A water-stable molecular cadmium phosphonate bearing 2-(2-pyridyl)benzimidazole as a highly sensitive luminescence sensor for the selective detection of bisphenol AF and bisphenol B

Abstract

A dinuclear molecular cadmium phosphonate, [Cd₂(H₄tpmm)₂(Hpybim)₂(H₂O)₄]·2H₂O (1·2H₂O), emitting strong luminescence in both solid-state and suspension phases was synthesized by the reaction of Cd(ClO₄)₂, 2,4,6-tris(phosphorylmethyl)mesitylene (H₆tpmm), and 2-(2-pyridyl)benzimidazole (Hpybim) via the slow diffusion of reactants.

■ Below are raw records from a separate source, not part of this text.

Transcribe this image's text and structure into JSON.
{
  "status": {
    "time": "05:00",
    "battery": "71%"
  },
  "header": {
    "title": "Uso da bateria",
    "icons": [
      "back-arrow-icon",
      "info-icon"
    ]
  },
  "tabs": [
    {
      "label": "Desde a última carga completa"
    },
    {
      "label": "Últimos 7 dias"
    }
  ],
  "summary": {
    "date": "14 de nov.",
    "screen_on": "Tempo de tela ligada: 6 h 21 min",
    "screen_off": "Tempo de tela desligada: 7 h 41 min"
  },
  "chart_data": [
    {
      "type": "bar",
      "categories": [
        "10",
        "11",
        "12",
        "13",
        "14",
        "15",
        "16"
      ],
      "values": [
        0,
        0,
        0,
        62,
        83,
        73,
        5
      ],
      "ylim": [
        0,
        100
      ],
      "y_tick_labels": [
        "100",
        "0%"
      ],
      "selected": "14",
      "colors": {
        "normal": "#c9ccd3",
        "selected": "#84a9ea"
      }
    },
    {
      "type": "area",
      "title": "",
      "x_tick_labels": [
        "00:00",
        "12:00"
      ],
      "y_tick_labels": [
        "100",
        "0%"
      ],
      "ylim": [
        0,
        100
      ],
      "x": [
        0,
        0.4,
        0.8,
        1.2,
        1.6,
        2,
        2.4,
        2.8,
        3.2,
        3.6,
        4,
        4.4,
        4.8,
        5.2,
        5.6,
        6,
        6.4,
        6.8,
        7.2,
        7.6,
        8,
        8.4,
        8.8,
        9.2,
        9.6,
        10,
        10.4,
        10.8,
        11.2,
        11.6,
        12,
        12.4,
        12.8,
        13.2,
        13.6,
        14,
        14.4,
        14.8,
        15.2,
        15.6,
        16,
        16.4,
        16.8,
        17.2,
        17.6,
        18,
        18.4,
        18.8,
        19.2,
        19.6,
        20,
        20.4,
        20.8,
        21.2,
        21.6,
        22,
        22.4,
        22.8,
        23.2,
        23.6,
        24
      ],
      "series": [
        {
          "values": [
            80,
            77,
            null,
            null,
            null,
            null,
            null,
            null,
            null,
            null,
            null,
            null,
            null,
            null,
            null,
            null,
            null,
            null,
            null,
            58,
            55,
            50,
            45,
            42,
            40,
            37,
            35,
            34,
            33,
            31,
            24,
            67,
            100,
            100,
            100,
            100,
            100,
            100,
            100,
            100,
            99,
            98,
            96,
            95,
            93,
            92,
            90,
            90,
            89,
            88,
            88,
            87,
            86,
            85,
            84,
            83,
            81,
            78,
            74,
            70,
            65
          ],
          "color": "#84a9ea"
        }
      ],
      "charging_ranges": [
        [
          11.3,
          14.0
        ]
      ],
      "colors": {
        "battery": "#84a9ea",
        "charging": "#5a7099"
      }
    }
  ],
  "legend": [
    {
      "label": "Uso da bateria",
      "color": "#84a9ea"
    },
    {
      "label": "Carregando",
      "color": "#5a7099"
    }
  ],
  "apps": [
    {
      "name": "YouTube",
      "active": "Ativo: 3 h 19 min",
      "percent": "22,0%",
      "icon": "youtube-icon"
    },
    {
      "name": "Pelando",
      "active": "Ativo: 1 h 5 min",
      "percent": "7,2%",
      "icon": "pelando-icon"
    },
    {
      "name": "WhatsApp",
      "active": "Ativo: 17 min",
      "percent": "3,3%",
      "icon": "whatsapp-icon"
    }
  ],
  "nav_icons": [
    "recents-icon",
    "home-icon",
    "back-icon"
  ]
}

Complex 1·2H₂O showed very poor solubility but high chemical stability in common organic solvents and H₂O. Furthermore, 1·2H₂O also revealed good thermal stability upon heating to 325 °C. Luminescence detection on a series of phenolic analytes within 5 min response time showed that bisphenol AF (BPAF) and bisphenol B (BPB) significantly reduced the luminescence intensity of 1·2H₂O in water, with the quenching efficiencies of 77 and 71%, respectively, while bisphenol Z (BPZ) moderately quenched the luminescence of 1·2H₂O in water by 52%. The Stern–Volmer quenching constant, K_sv, and the limit of detection (LOD) were determined to be 1931 M⁻¹ and 12.8 μM for BPAF, 515 M⁻¹ and 14.6 μM for BPB, and 2269 M⁻¹ and 3.0 μM for BPZ. In addition, 1·2H₂O behaving as a luminescence sensor has an exclusive detection for BPAF, BPB, and BPZ over a wide range of interfering phenolic analytes, with the exception of dopamine toward BPB. This work demonstrates a highly water-stable molecular cadmium phosphonate suitable for the luminescence detection of bisphenols, endocrine-disrupting chemicals, especially BPAF and BPB, in water.